Hi Miss Emily.   So I've been with this guy for about 3 years, on and off.. I'm 20 yrs old, he's 21. He always lied from the beginning about where he goes, what he's doing, petty little issues that make me argue with him. Me being me, I always give in to his mistakes and run back to him. I've always been there despite all the pain he put me through. Just recently, I found out he slept with another girl. I was so furious, I confronted him about it and he was in denial. I called the girl and she told me everything. They slept together where hes been staying with me! He even brought me to this real nice view spot, come to find out he took her there!! I also found out he talked to her behind my back. So we broke up, and 2 weeks go by.   I changed my number, and he ends up finding out my new number and calls me and gives me his "sorry" and tells me he doesn't know what he was thinking. Then again, I give in.  But this time, I don't know if I can handle it.  I'm  not dependent of him!  I love him too much, and I know,  I love him more then he does me.  Now I'm questioning if I've done the right thing.. Does he really mean hes changed?  Does he really realize what he lost? I'm so confused and still hurt. It's like I wanna stand up on my own and leave, but I can't. I put all my hate aside just because of how I feel for him..Please help!  Thank you!!!
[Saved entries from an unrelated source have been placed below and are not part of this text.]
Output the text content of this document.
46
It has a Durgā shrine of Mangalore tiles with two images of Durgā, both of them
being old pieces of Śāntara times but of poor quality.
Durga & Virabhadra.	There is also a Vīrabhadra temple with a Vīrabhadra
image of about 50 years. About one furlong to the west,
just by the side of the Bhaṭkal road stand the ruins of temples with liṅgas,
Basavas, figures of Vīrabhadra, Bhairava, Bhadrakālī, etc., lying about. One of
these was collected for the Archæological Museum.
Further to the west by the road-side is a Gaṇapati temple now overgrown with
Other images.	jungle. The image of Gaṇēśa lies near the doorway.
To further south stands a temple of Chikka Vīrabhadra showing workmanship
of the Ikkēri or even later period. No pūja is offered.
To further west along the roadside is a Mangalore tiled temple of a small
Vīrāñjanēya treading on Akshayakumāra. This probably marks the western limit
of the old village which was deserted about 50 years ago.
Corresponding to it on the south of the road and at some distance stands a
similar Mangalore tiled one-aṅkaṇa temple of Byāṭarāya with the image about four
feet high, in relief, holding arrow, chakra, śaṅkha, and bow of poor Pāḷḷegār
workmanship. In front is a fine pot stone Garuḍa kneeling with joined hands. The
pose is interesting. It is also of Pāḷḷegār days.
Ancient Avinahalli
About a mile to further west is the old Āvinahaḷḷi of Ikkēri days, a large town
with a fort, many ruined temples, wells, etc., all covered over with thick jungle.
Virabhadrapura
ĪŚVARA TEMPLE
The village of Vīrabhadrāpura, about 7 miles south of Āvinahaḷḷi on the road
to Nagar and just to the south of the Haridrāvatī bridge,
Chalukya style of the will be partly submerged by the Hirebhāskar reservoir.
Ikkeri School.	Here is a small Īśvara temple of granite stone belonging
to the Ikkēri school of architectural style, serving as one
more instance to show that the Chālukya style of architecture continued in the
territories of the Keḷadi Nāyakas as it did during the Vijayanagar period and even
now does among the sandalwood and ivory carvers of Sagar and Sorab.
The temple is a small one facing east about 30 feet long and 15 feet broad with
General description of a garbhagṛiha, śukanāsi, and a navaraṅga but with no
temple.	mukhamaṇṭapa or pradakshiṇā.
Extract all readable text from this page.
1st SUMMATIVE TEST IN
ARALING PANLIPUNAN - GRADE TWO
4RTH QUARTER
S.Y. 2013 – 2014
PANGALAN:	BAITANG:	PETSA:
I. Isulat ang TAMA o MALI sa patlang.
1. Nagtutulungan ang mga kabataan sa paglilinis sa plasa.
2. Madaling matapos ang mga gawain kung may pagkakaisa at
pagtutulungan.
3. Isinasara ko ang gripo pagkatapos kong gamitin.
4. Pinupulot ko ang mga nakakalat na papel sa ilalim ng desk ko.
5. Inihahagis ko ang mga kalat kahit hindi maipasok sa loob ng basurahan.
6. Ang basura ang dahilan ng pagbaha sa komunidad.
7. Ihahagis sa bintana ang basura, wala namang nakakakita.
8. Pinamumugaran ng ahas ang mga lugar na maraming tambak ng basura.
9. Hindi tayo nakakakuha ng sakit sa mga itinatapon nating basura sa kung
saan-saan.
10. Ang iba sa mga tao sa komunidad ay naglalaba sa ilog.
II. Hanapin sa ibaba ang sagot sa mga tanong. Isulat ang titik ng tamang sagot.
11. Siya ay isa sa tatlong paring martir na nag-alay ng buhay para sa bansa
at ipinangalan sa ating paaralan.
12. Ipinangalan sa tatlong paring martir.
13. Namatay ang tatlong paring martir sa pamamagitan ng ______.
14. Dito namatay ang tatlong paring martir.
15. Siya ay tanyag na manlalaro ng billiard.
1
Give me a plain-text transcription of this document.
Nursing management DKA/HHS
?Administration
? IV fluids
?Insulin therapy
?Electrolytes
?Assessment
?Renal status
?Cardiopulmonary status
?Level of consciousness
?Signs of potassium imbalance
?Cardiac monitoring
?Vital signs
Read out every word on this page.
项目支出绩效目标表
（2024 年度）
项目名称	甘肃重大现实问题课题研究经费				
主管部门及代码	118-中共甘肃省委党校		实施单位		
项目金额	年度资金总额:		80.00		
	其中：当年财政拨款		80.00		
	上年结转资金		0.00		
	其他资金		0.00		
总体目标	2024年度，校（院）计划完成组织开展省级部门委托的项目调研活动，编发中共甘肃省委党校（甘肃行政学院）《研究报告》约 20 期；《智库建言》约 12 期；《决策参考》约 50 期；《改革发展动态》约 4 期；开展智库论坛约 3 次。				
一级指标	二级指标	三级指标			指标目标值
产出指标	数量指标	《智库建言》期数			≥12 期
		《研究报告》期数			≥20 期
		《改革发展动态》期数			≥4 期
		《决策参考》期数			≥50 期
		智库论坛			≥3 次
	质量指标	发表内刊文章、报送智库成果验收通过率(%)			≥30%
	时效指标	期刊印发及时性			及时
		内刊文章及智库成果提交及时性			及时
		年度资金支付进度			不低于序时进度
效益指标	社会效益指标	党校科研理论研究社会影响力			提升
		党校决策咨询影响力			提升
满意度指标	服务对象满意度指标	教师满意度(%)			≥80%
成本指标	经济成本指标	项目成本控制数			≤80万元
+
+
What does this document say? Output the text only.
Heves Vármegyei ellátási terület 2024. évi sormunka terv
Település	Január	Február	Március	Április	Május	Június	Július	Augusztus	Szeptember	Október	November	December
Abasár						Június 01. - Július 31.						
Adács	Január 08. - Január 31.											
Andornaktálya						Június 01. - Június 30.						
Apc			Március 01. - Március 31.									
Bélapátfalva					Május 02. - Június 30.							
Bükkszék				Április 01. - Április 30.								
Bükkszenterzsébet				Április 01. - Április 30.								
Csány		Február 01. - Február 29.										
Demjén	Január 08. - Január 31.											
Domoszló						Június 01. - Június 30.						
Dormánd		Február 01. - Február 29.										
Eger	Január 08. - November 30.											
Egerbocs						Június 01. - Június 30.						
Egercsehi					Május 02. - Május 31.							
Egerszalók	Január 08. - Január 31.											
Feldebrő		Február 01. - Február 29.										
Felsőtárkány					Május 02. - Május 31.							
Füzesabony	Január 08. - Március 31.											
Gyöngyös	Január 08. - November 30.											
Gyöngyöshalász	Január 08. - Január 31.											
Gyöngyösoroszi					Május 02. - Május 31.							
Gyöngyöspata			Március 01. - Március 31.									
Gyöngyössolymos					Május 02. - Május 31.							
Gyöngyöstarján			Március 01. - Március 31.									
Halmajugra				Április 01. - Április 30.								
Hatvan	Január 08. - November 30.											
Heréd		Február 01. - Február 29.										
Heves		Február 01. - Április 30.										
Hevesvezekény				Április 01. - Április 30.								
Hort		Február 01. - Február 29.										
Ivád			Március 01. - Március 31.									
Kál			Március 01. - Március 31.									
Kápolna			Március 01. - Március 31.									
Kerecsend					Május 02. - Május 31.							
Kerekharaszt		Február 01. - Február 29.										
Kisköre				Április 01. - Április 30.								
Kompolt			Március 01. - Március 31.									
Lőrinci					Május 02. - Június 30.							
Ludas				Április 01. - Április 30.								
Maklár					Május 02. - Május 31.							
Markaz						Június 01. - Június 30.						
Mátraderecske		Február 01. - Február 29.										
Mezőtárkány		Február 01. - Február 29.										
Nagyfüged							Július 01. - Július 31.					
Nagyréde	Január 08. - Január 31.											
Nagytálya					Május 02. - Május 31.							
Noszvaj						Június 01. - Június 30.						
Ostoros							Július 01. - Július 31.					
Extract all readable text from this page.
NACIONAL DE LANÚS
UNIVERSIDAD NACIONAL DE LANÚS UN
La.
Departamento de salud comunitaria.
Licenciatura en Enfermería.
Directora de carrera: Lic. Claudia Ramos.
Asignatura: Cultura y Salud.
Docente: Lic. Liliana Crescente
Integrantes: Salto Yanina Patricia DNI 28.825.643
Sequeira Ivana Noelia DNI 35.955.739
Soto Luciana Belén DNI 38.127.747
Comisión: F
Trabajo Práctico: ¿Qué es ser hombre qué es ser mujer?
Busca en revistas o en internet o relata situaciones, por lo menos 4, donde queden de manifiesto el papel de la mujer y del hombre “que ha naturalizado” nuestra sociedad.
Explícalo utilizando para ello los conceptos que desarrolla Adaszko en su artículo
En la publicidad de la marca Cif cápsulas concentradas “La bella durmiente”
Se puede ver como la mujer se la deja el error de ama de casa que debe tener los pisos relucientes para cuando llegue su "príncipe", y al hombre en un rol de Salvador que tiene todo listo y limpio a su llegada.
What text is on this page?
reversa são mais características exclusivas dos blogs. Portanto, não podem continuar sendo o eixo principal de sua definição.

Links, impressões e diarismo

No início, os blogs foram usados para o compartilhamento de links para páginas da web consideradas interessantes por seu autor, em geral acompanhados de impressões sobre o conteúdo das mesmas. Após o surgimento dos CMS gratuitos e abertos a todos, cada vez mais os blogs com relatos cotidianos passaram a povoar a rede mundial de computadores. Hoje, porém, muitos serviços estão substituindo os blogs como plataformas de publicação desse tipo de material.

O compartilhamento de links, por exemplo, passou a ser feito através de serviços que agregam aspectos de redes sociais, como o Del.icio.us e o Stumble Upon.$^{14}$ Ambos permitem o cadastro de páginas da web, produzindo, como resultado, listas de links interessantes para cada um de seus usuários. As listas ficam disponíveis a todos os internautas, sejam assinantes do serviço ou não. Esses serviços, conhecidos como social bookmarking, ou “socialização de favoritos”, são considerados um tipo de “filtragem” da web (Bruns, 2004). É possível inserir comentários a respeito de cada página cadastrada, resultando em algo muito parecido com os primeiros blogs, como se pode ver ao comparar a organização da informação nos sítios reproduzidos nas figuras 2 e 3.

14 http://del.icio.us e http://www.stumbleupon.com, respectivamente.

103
--------------------------Miss Emily's advice---------------------


You make such a good case for cutting him out of your life.  I don't believe he's changed that quickly, but he can't seem to let go any more than you can gain any self-respect.  He's not in denial, he's just an habitual liar!  My usual answer to this type of letter is this:  Stay until he takes everything he can from you and there's nothing left -- because no matter what I write to you, no matter how sound my advice based of what you have told me, you have taken him back and allowed him to lie to you again, and again.  I think you can do better, but you have to want it and do something about it.  No one can make you look like a needy, foolish 20 year-old unless you allow it.  My final advice:  Don't allow it!